Als Ninas Vater an Krebs erkrankt und kurze Zeit später verstirbt, verändert sich Ninas heile Welt schlagartig.
Gefangen in ihrer Trauer muss sie einen neuen, anderen Weg in ihrem Leben suchen …

Der Einstieg in Ninas Geschichte ist mir leicht gefallen, denn schnell ist man mitten in Ninas Leben. Der Autorin ist es sehr gut gelungen mir Nina als Person nahe zu bringen.
Eigentlich ist Nina zwiegespalten. Einerseits ist sie die Tochter und Erbin, von der schon ihr ganzes Leben erwartet wird, das Familienunternehmen eines Tages zu übernehmen und erfolgreich weiter zu führen, andererseits ist sie ein warmherziger und gefühlsbetonter Mensch, der Wünsche, Bedürfnisse und Hoffnungen hat.
Auch Ninas Trauer und die gefühlsmäßige Achterbahn nach dem Tod ihres Vaters hat die Autorin sehr gut dargestellt und die Emotionen transportiert. Ich konnte gut mit Nina fühlen und ihre innere Zerrissenheit spüren. Als Protagonistin war sie mir sympathisch, denn trotz all dem Luxus und Glamour, in dem sie aufgewachsen ist und lebt, ist sie bodenständig geblieben und sehnt sich eigentlich nur nach Liebe und Geborgenheit.
Als sie sich nach dem Tod des Vaters mit den Geschäften im Familienunternehmen vertraut macht, stößt sie auf Ungereimtheiten und Vorfälle, die ihren Vater in ein schlechtes Licht rücken.
Nina beginnt immer mehr über ihr Leben und alles was damit zusammenhängt nachzudenken und stellt auch vieles in Frage.
Dazu kommt, dass sie sich immer mehr zu Rafael hingezogen fühlt und eine Leidenschaft verspürt, die sie bei Tim nicht findet.
Ich konnte gut verstehen, dass Nina lange gebraucht hat, bis sie Entscheidungen treffen konnte, die ihr Leben verändern sollten aber auch ihr Umfeld in gewisser Weise vor den Kopf stoßen.

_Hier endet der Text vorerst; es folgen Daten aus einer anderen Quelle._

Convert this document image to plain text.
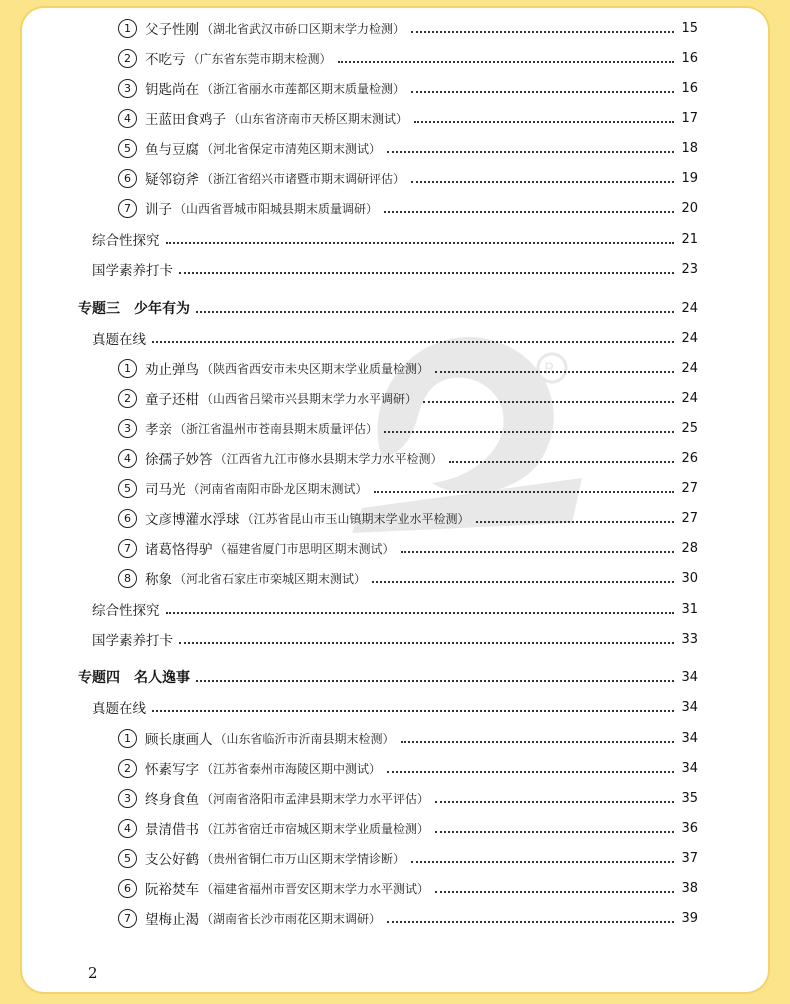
R
1	父子性刚 （湖北省武汉市硚口区期末学力检测）	15
2	不吃亏 （广东省东莞市期末检测）	16
3	钥匙尚在 （浙江省丽水市莲都区期末质量检测）	16
4	王蓝田食鸡子 （山东省济南市天桥区期末测试）	17
5	鱼与豆腐 （河北省保定市清苑区期末测试）	18
6	疑邻窃斧 （浙江省绍兴市诸暨市期末调研评估）	19
7	训子 （山西省晋城市阳城县期末质量调研）	20
综合性探究	21
国学素养打卡	23
专题三　少年有为	24
真题在线	24
1	劝止弹鸟 （陕西省西安市未央区期末学业质量检测）	24
2	童子还柑 （山西省吕梁市兴县期末学力水平调研）	24
3	孝亲 （浙江省温州市苍南县期末质量评估）	25
4	徐孺子妙答 （江西省九江市修水县期末学力水平检测）	26
5	司马光 （河南省南阳市卧龙区期末测试）	27
6	文彦博灌水浮球 （江苏省昆山市玉山镇期末学业水平检测）	27
7	诸葛恪得驴 （福建省厦门市思明区期末测试）	28
8	称象 （河北省石家庄市栾城区期末测试）	30
综合性探究	31
国学素养打卡	33
专题四　名人逸事	34
真题在线	34
1	顾长康画人 （山东省临沂市沂南县期末检测）	34
2	怀素写字 （江苏省泰州市海陵区期中测试）	34
3	终身食鱼 （河南省洛阳市孟津县期末学力水平评估）	35
4	景清借书 （江苏省宿迁市宿城区期末学业质量检测）	36
5	支公好鹤 （贵州省铜仁市万山区期末学情诊断）	37
6	阮裕焚车 （福建省福州市晋安区期末学力水平测试）	38
7	望梅止渴 （湖南省长沙市雨花区期末调研）	39
2
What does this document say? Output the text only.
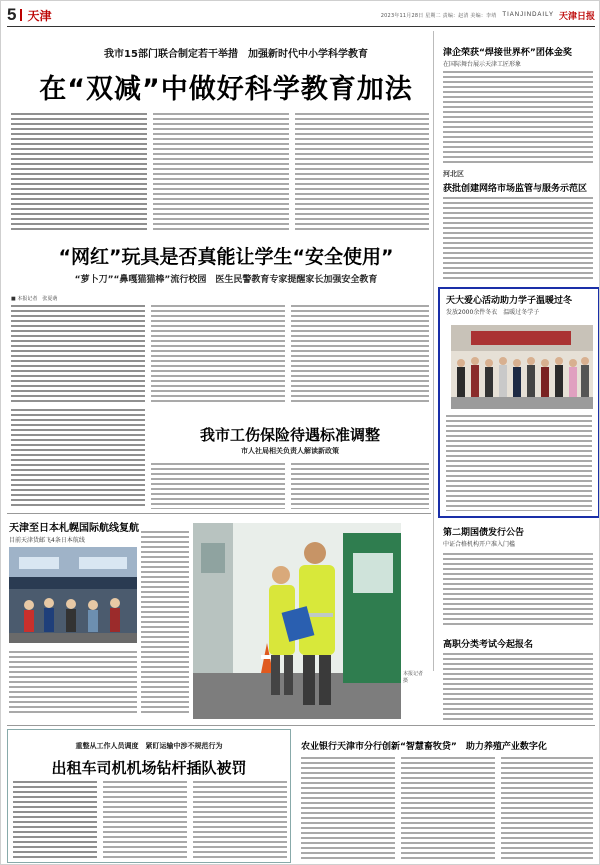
5 天津	2023年11月28日 星期二 责编：赵清 美编：李靖 TIANJINDAILY 天津日报
我市15部门联合制定若干举措　加强新时代中小学科学教育
在“双减”中做好科学教育加法
“网红”玩具是否真能让学生“安全使用”
“萝卜刀”“鼻嘎猫猫棒”流行校园　医生民警教育专家提醒家长加强安全教育
■ 本报记者　张夏萌
我市工伤保险待遇标准调整
市人社局相关负责人解读新政策
天津至日本札幌国际航线复航
目前天津货邮飞4条日本航线
本报记者　摄
津企荣获“焊接世界杯”团体金奖
在国际舞台展示天津工匠形象
河北区
获批创建网络市场监管与服务示范区
天大爱心活动助力学子温暖过冬
发放2000余件冬衣　温暖过冬学子
第二期国债发行公告
中证合格机构开户准入门槛
高职分类考试今起报名
重整从工作人员调度　紧盯运输中涉不规范行为
出租车司机机场钻杆插队被罚
农业银行天津市分行创新“智慧畜牧贷”　助力养殖产业数字化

Jill Santopolo erzählt hier eine Geschichte über eine junge Frau, deren Lebensweg eigentlich bereits von der Familie vorgezeichnet war.
Der Schreibstil ist sehr warmherzig und gefühlvoll ohne kitschig zu sein. Manches ist vielleicht etwas zu ausschweifend erzählt aber in einigen Fällen wird dadurch auch deutlich, in welcher Gefühlslage sich Nina befindet. Die Nebenprotagonisten spielen mehr oder weniger wichtige Rollen, bleiben aber insgesamt etwas blass. Die Ausnahme ist Rafael, dessen Figur mir gut gefallen hat, weil er offen und ehrlich ist.
Ninas glitzernde Luxuswelt mit Hotels, Villen und Feriendomizilen zeigt mal wieder deutlich, dass ein Leben in Reichtum zwar Annehmlichkeiten bietet aber Geld allein eben auch nicht glücklich macht.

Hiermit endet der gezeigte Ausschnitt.